Clinical trials require ethical review from appropriate committees: National Ethics Committee for Clinical Pharmacology (KFEB), Human Reproduction Ethics Board (HRB), and National Scientific and Ethical Committee (TUKEB). Informed consent and strict compliance with ethical standards must be observed by researchers conducting studies
Marketing Authorization Application (MAA)
Submittal of complete preclinical, clinical, manufacturing and labeling data for evaluation by NNGYK for scientific assessment, as well as risk management/pharmacovigilance review, before authorization pathway selection is decided.
Authorization Pathways
Submission of comprehensive preclinical, clinical and manufacturing labeling data on preclinical, clinical and manufacturing labels, etc., for evaluation by NNGYK.
Centralized Procedure (CP)
Approved by both EMA and the European Commission with automatic applicability in Hungary.
Decentralized Procedure / Mutual Recognition Procedure (MRP)
Multi-state authorization with Hungary as Reference Member State or Concerned Member State.
Post Market Surveillance
Ongoing Pharmacovigilance is mandatory with mandatory reporting requirements within 15 days for serious adverse events that require post market surveillance.
NNGYK provides Periodic Safety Update Reports (PSURs) on less severe adverse events. They monitor manufacturing standards (GMP), distribution (GDP), and compliance with approved variations.
Enforcement and Compliance: They conduct inspections and audits at manufacturing, storage, and distribution facilities as part of enforcement and compliance activities. Hungary has an active history of regulatory enforcement, with fines for noncompliant cases reaching hundreds of millions HUF (EUR1.3 million).

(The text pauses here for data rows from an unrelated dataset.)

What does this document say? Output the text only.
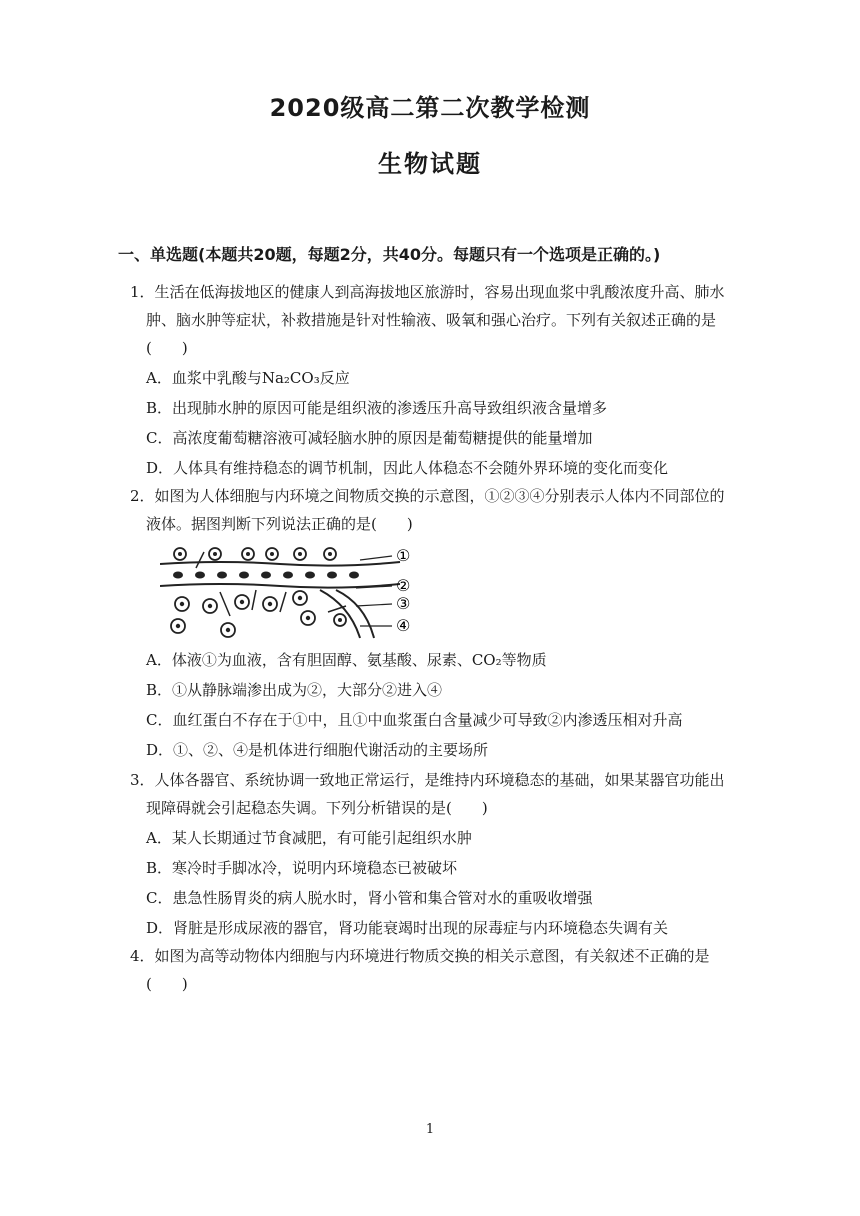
2020级高二第二次教学检测
生物试题
一、单选题(本题共20题，每题2分，共40分。每题只有一个选项是正确的。)
1．生活在低海拔地区的健康人到高海拔地区旅游时，容易出现血浆中乳酸浓度升高、肺水
肿、脑水肿等症状，补救措施是针对性输液、吸氧和强心治疗。下列有关叙述正确的是
(　　)
A．血浆中乳酸与Na₂CO₃反应
B．出现肺水肿的原因可能是组织液的渗透压升高导致组织液含量增多
C．高浓度葡萄糖溶液可减轻脑水肿的原因是葡萄糖提供的能量增加
D．人体具有维持稳态的调节机制，因此人体稳态不会随外界环境的变化而变化
2．如图为人体细胞与内环境之间物质交换的示意图，①②③④分别表示人体内不同部位的
液体。据图判断下列说法正确的是(　　)
①
②
③
④
A．体液①为血液，含有胆固醇、氨基酸、尿素、CO₂等物质
B．①从静脉端渗出成为②，大部分②进入④
C．血红蛋白不存在于①中，且①中血浆蛋白含量减少可导致②内渗透压相对升高
D．①、②、④是机体进行细胞代谢活动的主要场所
3．人体各器官、系统协调一致地正常运行，是维持内环境稳态的基础，如果某器官功能出
现障碍就会引起稳态失调。下列分析错误的是(　　)
A．某人长期通过节食减肥，有可能引起组织水肿
B．寒冷时手脚冰冷，说明内环境稳态已被破坏
C．患急性肠胃炎的病人脱水时，肾小管和集合管对水的重吸收增强
D．肾脏是形成尿液的器官，肾功能衰竭时出现的尿毒症与内环境稳态失调有关
4．如图为高等动物体内细胞与内环境进行物质交换的相关示意图，有关叙述不正确的是
(　　)
1
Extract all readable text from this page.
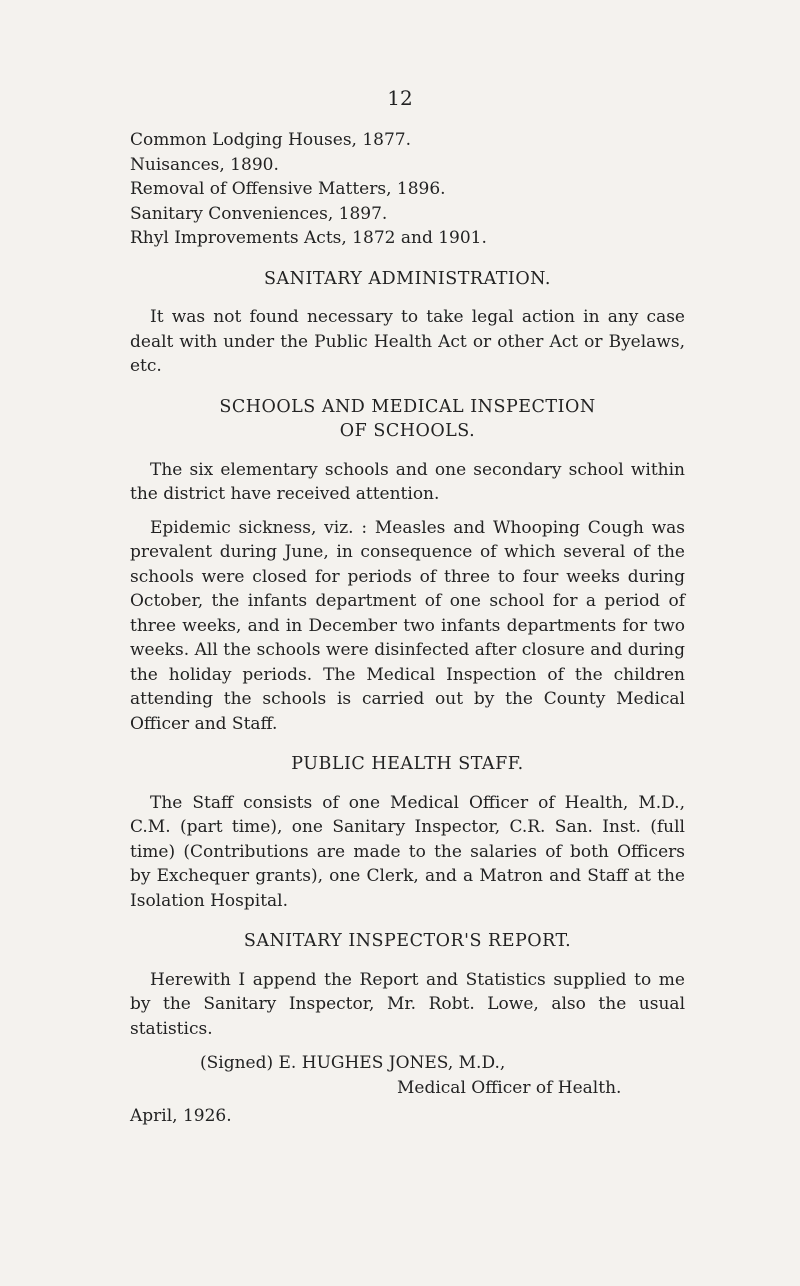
12
Common Lodging Houses, 1877.
Nuisances, 1890.
Removal of Offensive Matters, 1896.
Sanitary Conveniences, 1897.
Rhyl Improvements Acts, 1872 and 1901.
SANITARY ADMINISTRATION.

It was not found necessary to take legal action in any case dealt with under the Public Health Act or other Act or Byelaws, etc.

SCHOOLS AND MEDICAL INSPECTION
OF SCHOOLS.

The six elementary schools and one secondary school within the district have received attention.

Epidemic sickness, viz. : Measles and Whooping Cough was prevalent during June, in consequence of which several of the schools were closed for periods of three to four weeks during October, the infants department of one school for a period of three weeks, and in December two infants departments for two weeks. All the schools were disinfected after closure and during the holiday periods. The Medical Inspection of the children attending the schools is carried out by the County Medical Officer and Staff.

PUBLIC HEALTH STAFF.

The Staff consists of one Medical Officer of Health, M.D., C.M. (part time), one Sanitary Inspector, C.R. San. Inst. (full time) (Contributions are made to the salaries of both Officers by Exchequer grants), one Clerk, and a Matron and Staff at the Isolation Hospital.

SANITARY INSPECTOR'S REPORT.

Herewith I append the Report and Statistics supplied to me by the Sanitary Inspector, Mr. Robt. Lowe, also the usual statistics.

(Signed) E. HUGHES JONES, M.D.,
Medical Officer of Health.
April, 1926.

Additional Roles of OGYEI / NNGYK: Provide advice on regulatory guidelines and scientific matters. Conduct public health nutrition and food safety projects. Maintain national pharmacopeia’s, formulary standards and educational activities. Coordinate with international organizations like EMA, WHO, EDQM, OECD or other bodies.
Lifecycle Management:
- Once an authority body has given an approval it then oversees:
- Modification and renewal of marketing authorization.
- Label updates and product information maintenance.
- Implementation of new EU directives and safety measures.
Our Pharmacovigilance Services in Hungary
DDReg provides comprehensive, scalable, and inspection-ready drug safety services in Hungary, ensuring compliance with CNPM requirements and global pharmacovigilance standards.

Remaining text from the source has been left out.